The thing Neil talks about (I assume) is nostalgia, and nostalgia is a double-edged sword. It happens when we look at our own pasts with blurred lens. The old times sometimes may seem really good because you are feeling nostalgic, looking at it with the knowledge and state of mind you had back then, not knowing what you know now. Better in the past is not always really better, it was good at that moment, when you enjoyed things differently because you were a different person.

Nostalgia is powerful. And it leads our older selves - more knowledgeable, often financially more stable - to invest in trying to bring those good feelings back. That's why children's books that were smash hits while Millennials were kids are taking over pop culture right now; Millennials grew up to have the financial means to buy everything related to that nostalgic thing they loved when they were kids and had no money of their own to spend. For this generation in particular, nostalgia is incredibly profitable. The fact that a lot of generational anxieties suppress the joy in present, "adult" accomplishments such as getting a promotion or buying a house, we turn our attentions to the past. The good old times when we were kids and had no worries in the world, when Harry Potter was the best literature ever and you played D&D with your friends every week.

But the feelings of the good old times will not come back, not really. And we enter this cycle of trying to recreate a scenario of our lives that simply cannot be because you cannot stop yourself from changing, from learning, from growing. So present times will never compare. And one day, you will look back to today and think "Heck. These were the times."

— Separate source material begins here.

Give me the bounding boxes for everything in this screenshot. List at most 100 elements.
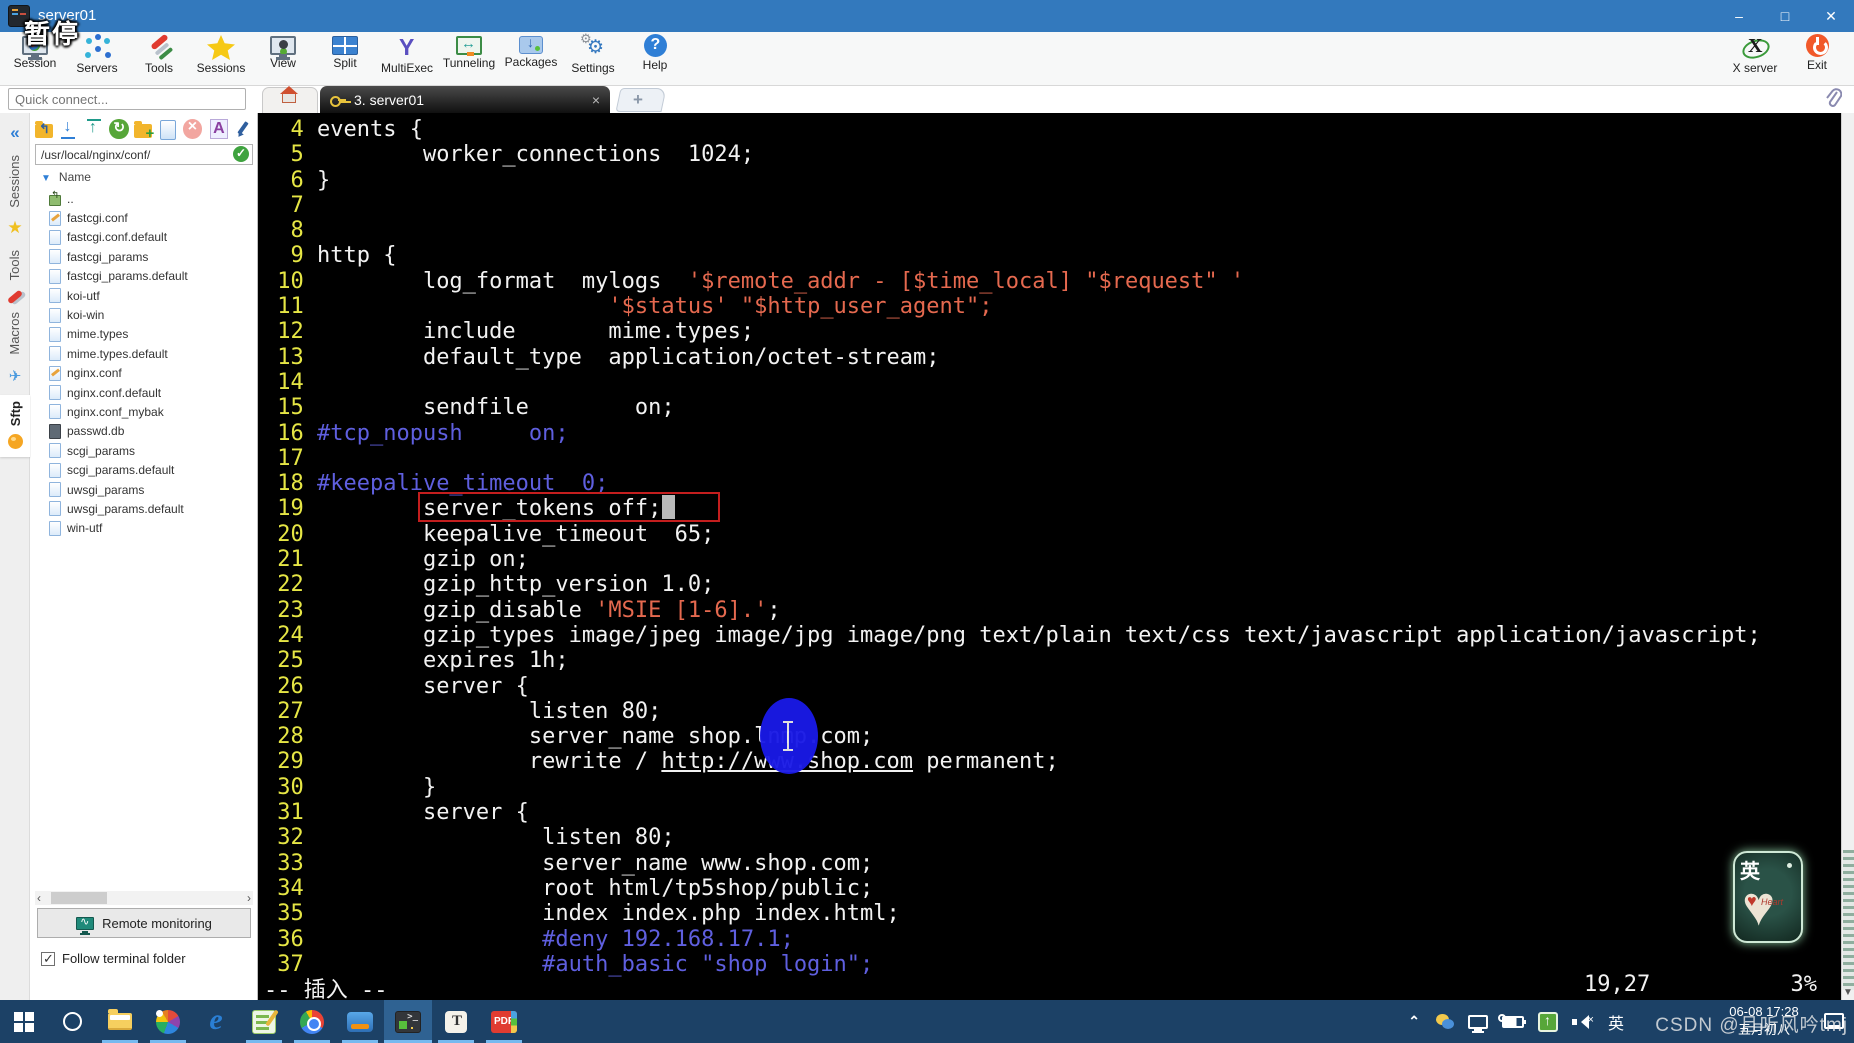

Modern media and entertainment explore and milk nostalgia as much as possible. Because it makes money, very much so. But most nostalgia-based entertainment today fails to hit the spot, as they too are trying to recreate a feeling and a vibe that will not come back - as people change, so does the world. Cowboy Bebop will not be good in a live-action version with CGI. I mean, I could have told them that way ahead (anyone could, really). We are reaching a saturation point in pop culture where we are bombarded with recycled stories over and over again. So much of entertainment is derivative, eating their own tails, trying to copy what they themselves did before. And we are reaching a sort of breaking point where the masses are starting to see how everything is turning into a collage of everything else. Not in the good way at all.

I hope someday we look back at these days as the bad old times. You know, the point that we don't want to go back to. One can hope.